Exposition du 6 juillet au 28 août 2016
Au début de nos échanges, Céline Vaché-Oliviéri, Charlie Jeffery, David de Tscharner et moi-même, une image s’est rapidement imposée, celle du virevoltant, communément appelé tumbleweed, cette plante nomade qui quitte sa racine une fois sèche pour se laisser porter par les vents, là où les terres sont les plus arides, particulièrement dans les déserts américains. Elle évoquait une idée de liberté, de mouvement, d’autonomie qui convenait parfaitement à la manière dont le projet progressait, empruntant des chemins de traverse plutôt que des lignes droites. Aucun de nous n’était pressé en effet de restreindre le champ des possibles, de se figer dans une position définitive. D’ailleurs la mobilité est une constante chez ces trois artistes ; leurs œuvres se fixent rarement dans des dispositifs accomplis mais rejouent au contraire leurs conditions d’apparition à l’occasion de chaque nouveau projet. Elles prennent la forme d’agencements, d’éléments montables et démontables à souhait, tels des jeux de construction dont le potentiel d’association est inépuisable. L’essentiel se passe donc sur place. Ils y ramassent, récupèrent une grande partie de leurs matériaux, qu’ils mêlent parfois à des pièces ou des fragments de pièces préexistantes.

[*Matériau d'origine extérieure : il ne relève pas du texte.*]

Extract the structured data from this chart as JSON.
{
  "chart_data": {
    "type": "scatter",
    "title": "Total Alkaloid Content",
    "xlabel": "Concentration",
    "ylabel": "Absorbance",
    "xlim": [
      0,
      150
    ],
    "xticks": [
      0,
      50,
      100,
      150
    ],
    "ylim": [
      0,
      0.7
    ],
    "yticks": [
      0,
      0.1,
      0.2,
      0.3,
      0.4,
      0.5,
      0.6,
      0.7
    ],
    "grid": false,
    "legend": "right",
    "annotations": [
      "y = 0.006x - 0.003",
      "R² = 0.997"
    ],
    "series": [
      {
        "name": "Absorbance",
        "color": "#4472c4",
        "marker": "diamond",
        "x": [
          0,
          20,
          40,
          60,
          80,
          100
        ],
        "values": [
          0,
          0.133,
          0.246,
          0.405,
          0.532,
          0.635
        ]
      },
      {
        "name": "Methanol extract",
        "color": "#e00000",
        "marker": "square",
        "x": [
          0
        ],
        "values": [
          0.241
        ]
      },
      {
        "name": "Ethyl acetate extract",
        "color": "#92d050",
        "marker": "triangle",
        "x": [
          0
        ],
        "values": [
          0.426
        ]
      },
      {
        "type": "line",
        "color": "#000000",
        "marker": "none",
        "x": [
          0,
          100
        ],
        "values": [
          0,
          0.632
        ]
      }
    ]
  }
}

Ils voyagent ainsi avec peu de choses. Cette légèreté revendiquée, peut paraître anodine, anecdotique ou encore simplement pragmatique, mais elle participe de cette tradition « des artistes aux œuvres portatives, eux-même portatifs, légers à l’image de leurs dérèglements et dont la mobilité, la curiosité sont comme deux reproches adressés au caractère insupportable parce qu’intransportable de certaines œuvres. » [1], selon les termes de Jean-Yves Jouannais citant Jacques Rigaut dans son essai Artistes sans œuvres. En cette période, où quelques interventions monumentales pimentent la scène parisienne, rivalisant de moyens spectaculaires et de prouesses techniques, Dévaler la montage, virevolter dans les herbes entend en constituer l’anti-thèse.
Il y a ainsi la question du dépaysement qui fait son apparition, celle d’un territoire nouveau que l’on appréhende sans préjugés, sans formes toutes faites et pré-définies. En l’occurrence Embrun et ses montagnes incarnant dans l’imaginaire collectif un formidable terrain de jeu mais aussi le refuge de forces mystérieuses et incontrôlables. Dévaler la montagne, virevolter dans les herbes, repose ainsi sur une forme d’humilité, de légèreté dans la reconnaissance de l’espace à investir. On prend le temps de le découvrir et de composer avec ce qu’il propose ; sans passage en force.
Au delà du territoire, le dépaysement, ici, se joue aussi au sein même de cette petite communauté à trois créée pour l’occasion. Céline, Charlie et David n’ont en effet jamais travaillé ensemble et pourtant ils abordent ce projet avec l’intention de réaliser une exposition véritablement collective, en échangeant les uns avec les autres, en imbriquant leurs réalisations et non en juxtaposant simplement des pièces autonomes. Chacun s’adapte à l’autre, accueille au sein de son dispositif des éléments extérieurs à lui-même et inversement, investit le dehors. De la même manière qu’en errant, le tumbleweed répand sa semence tout en accrochant des résidus dans le maillage de ses tiges. L’idée de perte s’accompagne ainsi de celle du gain. L’unité est d’ailleurs très relative dans le travail de Céline, Charlie et David, chaque pièce n’étant que le fragment d’un tout en perpétuel devenir. Dévaler la montagne, virevolter dans les herbes, par la liberté à laquelle elle aspire, ses mouvements doubles, ses vas-et-viens entre intérieur et extérieur, entre chute et envol, entend recréer les conditions joyeuses d’un système suspendu et autonome qui met en œuvre le pouvoir de l’invention et de la transformation des formes et des matières.
Solenn Morel
[1] Jean-Yves Jouannais,Artistes sans œuvres, I would prefer not to, Editions Hazan, 1997, p.32.